Class SplittableCompressedFileSplit

java.lang.Object
com.pervasive.datarush.io.FileSplit
com.pervasive.datarush.io.SplittableCompressedFileSplit
All Implemented Interfaces:
DataSplit, Serializable

public class SplittableCompressedFileSplit extends FileSplit
Represents a file split for a compression format that supports splitting. The CompressedFileSplit only works with formats that do not support splitting (i.e. one split is used that represents the whole file).
See Also:
  • Constructor Details

    • SplittableCompressedFileSplit

      public SplittableCompressedFileSplit(Path path, long startOffset, long length, CompressionFormat format)
      Construct an instance.
      Parameters:
      path - path to the file to read
      startOffset - starting offset of this split within the file
      length - length (in bytes) of the split
      format - compression format (must support splitting)
  • Method Details

    • authorize

      public FileSplit authorize(FileClient client)
      Description copied from interface: DataSplit
      Creates an identical split which will use the specified authorization context for access.

      This method is used by clients of the IO APIs which want to provide an alternative to the OS-level authorization inherited from the JVM's execution environment.
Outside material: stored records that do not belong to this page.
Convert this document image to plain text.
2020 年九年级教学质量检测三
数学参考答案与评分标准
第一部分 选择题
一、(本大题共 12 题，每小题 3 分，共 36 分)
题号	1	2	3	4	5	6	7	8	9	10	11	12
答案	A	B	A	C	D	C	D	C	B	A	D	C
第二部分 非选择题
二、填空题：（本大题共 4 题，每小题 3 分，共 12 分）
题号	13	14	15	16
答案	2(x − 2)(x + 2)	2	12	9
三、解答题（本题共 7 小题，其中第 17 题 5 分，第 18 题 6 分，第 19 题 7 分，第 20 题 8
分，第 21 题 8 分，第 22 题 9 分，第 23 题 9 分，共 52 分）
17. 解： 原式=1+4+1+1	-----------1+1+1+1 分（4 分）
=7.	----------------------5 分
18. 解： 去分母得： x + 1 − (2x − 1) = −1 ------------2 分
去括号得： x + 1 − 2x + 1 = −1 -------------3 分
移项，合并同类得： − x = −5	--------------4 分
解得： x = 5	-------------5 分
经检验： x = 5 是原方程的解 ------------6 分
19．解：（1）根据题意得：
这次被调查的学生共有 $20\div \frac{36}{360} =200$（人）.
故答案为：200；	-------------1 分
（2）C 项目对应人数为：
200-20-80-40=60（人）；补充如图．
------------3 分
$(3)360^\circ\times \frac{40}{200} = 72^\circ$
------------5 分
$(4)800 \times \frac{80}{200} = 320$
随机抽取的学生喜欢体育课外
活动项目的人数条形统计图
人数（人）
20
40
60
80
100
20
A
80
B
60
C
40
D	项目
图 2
Data access methods for the split will use the supplied context.

      The authorization context is not a serializable attribute of a data split, as it represents the environment in which the data in accesses, not a property of the data itself. The context is associated with the split as a matter of convenience.

      Specified by:
      authorize in interface DataSplit
      Overrides:
      authorize in class FileSplit
      Parameters:
      client - the authorization context to use for access
      Returns:
      a split using the provided authorization context
    • openSource

      public InputStream openSource() throws IOException
      Description copied from interface: DataSplit
      Opens the underlying source for access. Initially, the stream is positioned at the first byte of the source. Unlike DataSplit.openSplit(int), the caller is responsible for making sure accesses are aligned to split boundaries. The stream is also unbuffered.
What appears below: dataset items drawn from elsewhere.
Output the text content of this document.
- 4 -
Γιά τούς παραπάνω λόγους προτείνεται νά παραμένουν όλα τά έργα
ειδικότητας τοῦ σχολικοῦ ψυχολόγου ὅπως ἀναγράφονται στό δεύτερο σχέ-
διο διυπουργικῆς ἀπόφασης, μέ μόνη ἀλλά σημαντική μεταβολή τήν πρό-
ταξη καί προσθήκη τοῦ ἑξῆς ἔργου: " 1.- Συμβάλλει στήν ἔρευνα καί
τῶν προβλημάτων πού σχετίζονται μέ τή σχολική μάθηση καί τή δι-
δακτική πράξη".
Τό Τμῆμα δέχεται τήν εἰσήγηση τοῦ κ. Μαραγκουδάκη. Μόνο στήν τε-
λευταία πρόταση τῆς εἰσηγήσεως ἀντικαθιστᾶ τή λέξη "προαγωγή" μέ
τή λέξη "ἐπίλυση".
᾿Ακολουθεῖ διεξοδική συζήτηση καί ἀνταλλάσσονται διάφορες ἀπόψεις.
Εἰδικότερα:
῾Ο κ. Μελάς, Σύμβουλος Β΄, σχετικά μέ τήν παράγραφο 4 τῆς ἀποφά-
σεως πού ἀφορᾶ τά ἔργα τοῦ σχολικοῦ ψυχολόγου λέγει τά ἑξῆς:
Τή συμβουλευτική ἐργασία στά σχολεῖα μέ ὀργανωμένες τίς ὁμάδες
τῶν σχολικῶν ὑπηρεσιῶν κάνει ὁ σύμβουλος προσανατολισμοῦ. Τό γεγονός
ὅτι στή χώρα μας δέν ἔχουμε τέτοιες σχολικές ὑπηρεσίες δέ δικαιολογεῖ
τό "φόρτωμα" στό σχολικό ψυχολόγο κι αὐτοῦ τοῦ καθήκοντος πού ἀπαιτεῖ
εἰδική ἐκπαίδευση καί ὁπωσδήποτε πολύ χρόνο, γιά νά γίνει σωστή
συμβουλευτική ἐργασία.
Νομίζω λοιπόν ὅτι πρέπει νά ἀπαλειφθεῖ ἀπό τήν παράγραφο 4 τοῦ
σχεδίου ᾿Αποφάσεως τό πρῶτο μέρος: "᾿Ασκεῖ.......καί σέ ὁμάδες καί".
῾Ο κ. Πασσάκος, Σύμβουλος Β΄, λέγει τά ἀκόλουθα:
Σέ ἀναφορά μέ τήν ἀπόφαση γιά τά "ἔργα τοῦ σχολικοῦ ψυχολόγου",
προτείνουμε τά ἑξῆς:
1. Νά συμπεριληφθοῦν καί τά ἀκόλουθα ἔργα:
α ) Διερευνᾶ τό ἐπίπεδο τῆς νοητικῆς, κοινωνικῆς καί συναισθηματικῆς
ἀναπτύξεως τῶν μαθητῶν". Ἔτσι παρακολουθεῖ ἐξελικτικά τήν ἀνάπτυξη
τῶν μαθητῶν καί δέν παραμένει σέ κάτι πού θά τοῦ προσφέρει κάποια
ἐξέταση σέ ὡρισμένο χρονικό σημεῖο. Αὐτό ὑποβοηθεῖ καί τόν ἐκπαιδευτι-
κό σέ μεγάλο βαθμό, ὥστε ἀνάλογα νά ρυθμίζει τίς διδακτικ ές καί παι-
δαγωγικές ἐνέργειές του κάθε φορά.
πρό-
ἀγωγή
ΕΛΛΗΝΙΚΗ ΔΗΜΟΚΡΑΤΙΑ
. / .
      This method may be required for dealing with formats which store metadata at the beginning of the file.

      Specified by:
      openSource in interface DataSplit
      Overrides:
      openSource in class FileSplit
      Returns:
      a reader of the data in the underlying source
      Throws:
      IOException - if an I/O error occurs opening the underlying source
    • openSplit

      public SplitInputStream openSplit(int buffer) throws IOException
      Description copied from interface: DataSplit
      Opens the split for reading using the specified size for the read buffer. The reader will initially be positioned at the first byte of the split. The reader will indicate when the last byte of the split has been read via SplitInputStreamImpl.hasOverrun().
      Specified by:
      openSplit in interface DataSplit
      Overrides:
      openSplit in class FileSplit
      Parameters:
      buffer - the size of the buffer to use for reads, in bytes
      Returns:
      a reader of the data in the split
      Throws:
      IOException - if an I/O error occurs opening the underlying source
    • getCompressionFormat

      public CompressionFormat getCompressionFormat()
      Get the compression format.
      Returns:
      compressionFormat